Our study demonstrates a higher monocyte respiratory burst in patients with IgAN compared to in cells from healthy controls as well as a significant reduction of this parameter after short time and low dose atorvastatin treatment.
IgA肾病(IgAN)是最常见的慢性炎症性肾脏疾病,意味着存在相当大的肾衰竭和心血管疾病过早发生的风险。单核细胞的代谢激活被认为是慢性炎症、氧化应激与动脉粥样硬化发展之间的重要联系。氧化应激也参与肾脏疾病的进展。在本研究中,我们调查了IgAN患者中通过单核细胞呼吸爆发测量的单核细胞激活程度,因为这些患者代表了一组相当同质的慢性肾病患者,并将结果与健康受试者进行比较。由于已将抗炎作用归因于HMG-还原酶抑制剂,我们还研究了阿托伐他汀治疗是否会影响单核细胞呼吸爆发。

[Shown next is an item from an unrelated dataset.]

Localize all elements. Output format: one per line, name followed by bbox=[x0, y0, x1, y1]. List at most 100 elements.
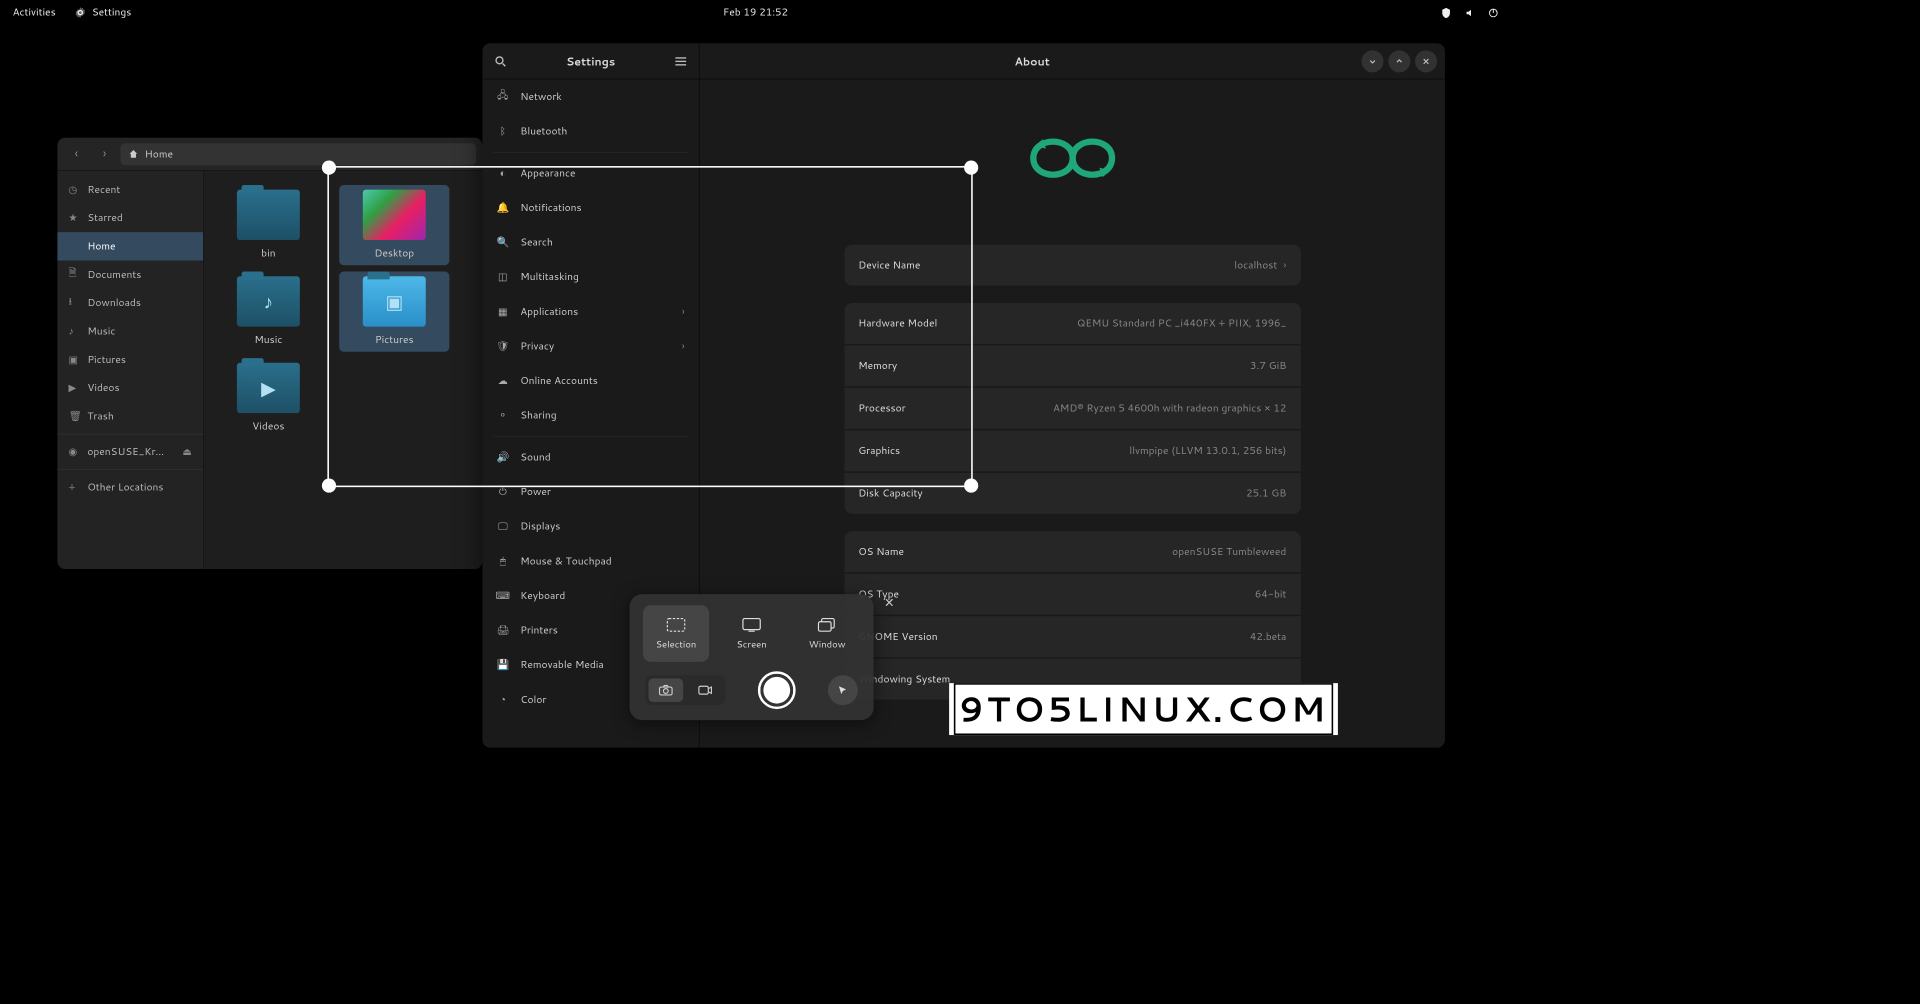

通过流式细胞术在16例经活检证实为IgAN的患者中测量未刺激以及由fMLP和PMA刺激后的单核细胞呼吸爆发,这些患者接受每日20mg阿托伐他汀治疗1个月前后。将基线值与健康受试者的测量值进行比较。还对他汀类药物治疗前后的血液和尿液样本进行了氧化型低密度脂蛋白(ox-LDL)、炎症标志物(CRP、MCP-1、ICAM-1、TNFR II和NGAL/MMP-9)以及肾功能参数的分析。
在基线时,与健康受试者相比,IgAN患者中PMA刺激的单核细胞呼吸爆发更高(p = 0.002)。阿托伐他汀治疗后,与基线值相比,未刺激的、fMLP和PMA刺激的单核细胞呼吸爆发均显著降低(分别为p = 0.03、p = 0.003和p = 0.002)。对于ox-LDL和炎症血清标志物,我们未观察到显著变化。
我们的研究表明,与健康对照细胞相比,IgAN患者的单核细胞呼吸爆发更高,并且在短时间和低剂量阿托伐他汀治疗后该参数显著降低。